The Top 3 Penny Stocks According to Leerink – Make Triple-Digit Gains
The term penny stock is used to refer to the stock of a small organization trading at a value that is less than $5 for each share. While a few of them are traded on the major stock exchanges, most trades are conducted over the counter through the OTC Makers Group and Bulletin Board. As it so happens, the majority of penny stocks trading at less than $1 for each share do not provide much promise in terms of return.
In 2019, the average volume of daily trading was greater than 1 million for the 102 stocks in the USA that had a per-share price less than $1. Among these, just 9.8% of the stocks showed positive returns. This tells us that investing in penny stocks comes with its fair share of risks.
Should you invest in penny stocks?
While dealing with penny stocks, you shouldn't get fooled by the low Price-to-Earnings ratio because they are unlikely to rise from that level. Many times you may face a situation where the spreads have widened too much, or the volumes have disappeared all of a sudden. This happens due to a group of people forming an accord with some promoters to create a false demand by boosting a stock's price, after which the value of the stocks falls sharply because of the withdrawal of support.

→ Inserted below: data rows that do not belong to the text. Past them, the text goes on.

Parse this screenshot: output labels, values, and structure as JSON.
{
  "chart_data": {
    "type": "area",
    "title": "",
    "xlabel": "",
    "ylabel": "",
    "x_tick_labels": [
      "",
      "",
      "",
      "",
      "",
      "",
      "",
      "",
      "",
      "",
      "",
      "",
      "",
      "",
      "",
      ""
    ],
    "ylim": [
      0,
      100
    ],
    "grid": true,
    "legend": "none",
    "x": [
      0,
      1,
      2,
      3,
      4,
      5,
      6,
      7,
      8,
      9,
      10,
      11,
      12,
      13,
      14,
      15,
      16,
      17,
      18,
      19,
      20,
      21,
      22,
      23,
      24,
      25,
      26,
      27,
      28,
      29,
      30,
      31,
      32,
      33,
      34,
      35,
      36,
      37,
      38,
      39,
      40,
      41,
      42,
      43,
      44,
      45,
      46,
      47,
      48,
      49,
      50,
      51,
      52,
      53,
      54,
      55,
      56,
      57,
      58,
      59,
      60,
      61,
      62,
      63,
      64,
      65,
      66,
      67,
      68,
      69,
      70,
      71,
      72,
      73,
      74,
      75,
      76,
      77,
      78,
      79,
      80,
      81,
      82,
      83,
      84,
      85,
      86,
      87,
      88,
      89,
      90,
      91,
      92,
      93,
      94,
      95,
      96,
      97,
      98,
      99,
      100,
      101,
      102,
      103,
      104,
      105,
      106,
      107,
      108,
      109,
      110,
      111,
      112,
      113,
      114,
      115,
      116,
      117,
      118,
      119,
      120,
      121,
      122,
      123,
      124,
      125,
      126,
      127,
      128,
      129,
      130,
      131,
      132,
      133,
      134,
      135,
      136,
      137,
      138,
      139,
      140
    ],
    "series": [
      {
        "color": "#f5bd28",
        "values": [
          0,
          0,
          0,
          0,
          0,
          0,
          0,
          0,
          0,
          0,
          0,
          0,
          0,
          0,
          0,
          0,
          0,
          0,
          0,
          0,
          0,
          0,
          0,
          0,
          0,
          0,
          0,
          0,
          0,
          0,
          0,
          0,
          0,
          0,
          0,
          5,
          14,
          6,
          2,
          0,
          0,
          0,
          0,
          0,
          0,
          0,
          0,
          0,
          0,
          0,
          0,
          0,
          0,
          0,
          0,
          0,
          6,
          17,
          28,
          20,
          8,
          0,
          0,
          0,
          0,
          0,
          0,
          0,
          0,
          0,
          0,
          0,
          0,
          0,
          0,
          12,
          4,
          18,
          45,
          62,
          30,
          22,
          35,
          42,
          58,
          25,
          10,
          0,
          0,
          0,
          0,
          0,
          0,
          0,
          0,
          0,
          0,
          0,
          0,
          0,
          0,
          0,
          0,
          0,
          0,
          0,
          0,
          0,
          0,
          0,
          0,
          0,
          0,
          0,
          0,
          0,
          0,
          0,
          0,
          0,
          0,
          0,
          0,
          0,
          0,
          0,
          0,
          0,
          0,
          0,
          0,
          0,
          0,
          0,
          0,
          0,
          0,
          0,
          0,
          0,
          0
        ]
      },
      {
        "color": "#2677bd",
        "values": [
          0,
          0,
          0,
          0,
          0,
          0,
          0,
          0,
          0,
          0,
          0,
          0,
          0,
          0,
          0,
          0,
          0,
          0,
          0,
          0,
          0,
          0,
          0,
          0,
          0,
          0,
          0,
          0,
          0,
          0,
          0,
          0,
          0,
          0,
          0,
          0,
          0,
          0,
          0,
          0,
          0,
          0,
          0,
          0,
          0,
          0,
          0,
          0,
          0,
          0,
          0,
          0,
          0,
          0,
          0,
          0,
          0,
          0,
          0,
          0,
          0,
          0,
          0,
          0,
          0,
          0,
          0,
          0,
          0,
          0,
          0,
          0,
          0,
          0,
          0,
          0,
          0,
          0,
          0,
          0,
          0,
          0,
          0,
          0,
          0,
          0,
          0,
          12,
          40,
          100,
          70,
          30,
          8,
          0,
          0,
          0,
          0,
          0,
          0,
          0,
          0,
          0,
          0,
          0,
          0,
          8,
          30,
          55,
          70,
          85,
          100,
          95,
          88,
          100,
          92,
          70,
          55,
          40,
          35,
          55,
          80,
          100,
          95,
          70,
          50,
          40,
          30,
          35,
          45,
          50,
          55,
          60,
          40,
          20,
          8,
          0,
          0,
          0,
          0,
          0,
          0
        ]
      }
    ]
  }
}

Many companies try to promote large orders by paying for them, but the entire construct disappears in the end, with the company’s net worth falling to a negative value. The people who brought these shares are then left with no choice but to sell them at a price much lower than what they were bought for. Penny Stocks are opaque because these small organizations are often not tracked by any authority.
As a general rule, you should consider a penny stock to be reliable if it has a higher trade volume. You should concentrate on penny stocks, where more than 100,000 shares are traded every season. Furthermore, you should avoid those stocks that are priced below 50 cents for every share because they are mostly unproven and attached to companies that don’t have a good track record.
After identifying a stock that can bring you potential profits, take some time before buying it. You should keep your eye on the stock for about seven days, see the trading performance and volume, track the price changes, and know the best entry price before confirming the purchase. Let us now take a look at the 3 penny stocks that Leerink considers to be the best options for making huge gains.
1. HTG Molecular Diagnostics (HTGM)
Since the end of March, HTG Molecular Diagnostics has remained a good bet in the penny stocks market. During that time, HTG, a company that provides high-quality diagnostic solutions, looked into the reaction of the immune system to SARS-CoV-2, and discovered that they could use it to treat patients affected by the coronavirus.
Its sister company HTG EdgeSeq is known for automating extremely complicated molecular profiling from both liquid and solid samples. In essence, it aids in identifying biological markers that are vital for medicinal purposes.
The penny stocks of HTGM performed quite well during the first couple of quarters, but at the end of the third quarter, its price has plummeted a bit. Towards the end of July, the stock price reached a value of $0.80, but after that, the price of each share has dropped back to $0.30. So essentially, it lost all the gains made during the last few quarters.
In the first week of September, nevertheless, this penny stock showed some promise. The price per stock rose from $0.30 to $0.37 during this period. The reason behind this sudden rise is said to be a contract made by the company with the government.
2. T2 Biosystems (TTOO)
This company is a known manufacturer of molecular test panels and diagnostic devices. T2 Biosystems has a long history of struggle, and normally this is a cause for concern, but according to Leerink, the per-share price of $1.07 gives traders a great opportunity to ride the turnaround wave.
This stock’s good performance can be attributed to the testing solutions it has been providing for COVID. In the second quarter of 2020, the company said that the demand was quite high for these tests. They were carried out mostly on hospitalized patients to rule out instances of sepsis.
Moreover, the company’s balance sheet is now quite strong, with the perfunctory cash position reaching $69 million. Analysts are predicting a bull market with the stock’s price target kept around $3. Overall, this stock is showing a strong buy signal.
3. Genocea Biosciences (GNCA)
This cancer vaccine development company currently has a current per-share price of $2.24, and as per Leerink, it holds great potential. GNCA's innovative research on neoantigens has placed it in a unique position in the market. In February 2020, the CEO of the company, along with its president, held an important conference.
Since history has shown us that biotech stocks often rise or fall after important meetings, this could be a sign that the company is up to something big. Analysts suggest the upside potential for this stock to be 128%, and the price target is set at $5.
There is no point pretending that investing in penny stocks is a high-risk affair. As such, you always need to know how a particular stock is performing and what the future predictions for the same. The threepenny stocks mentioned above showed great potential recently and should be safe investments for you.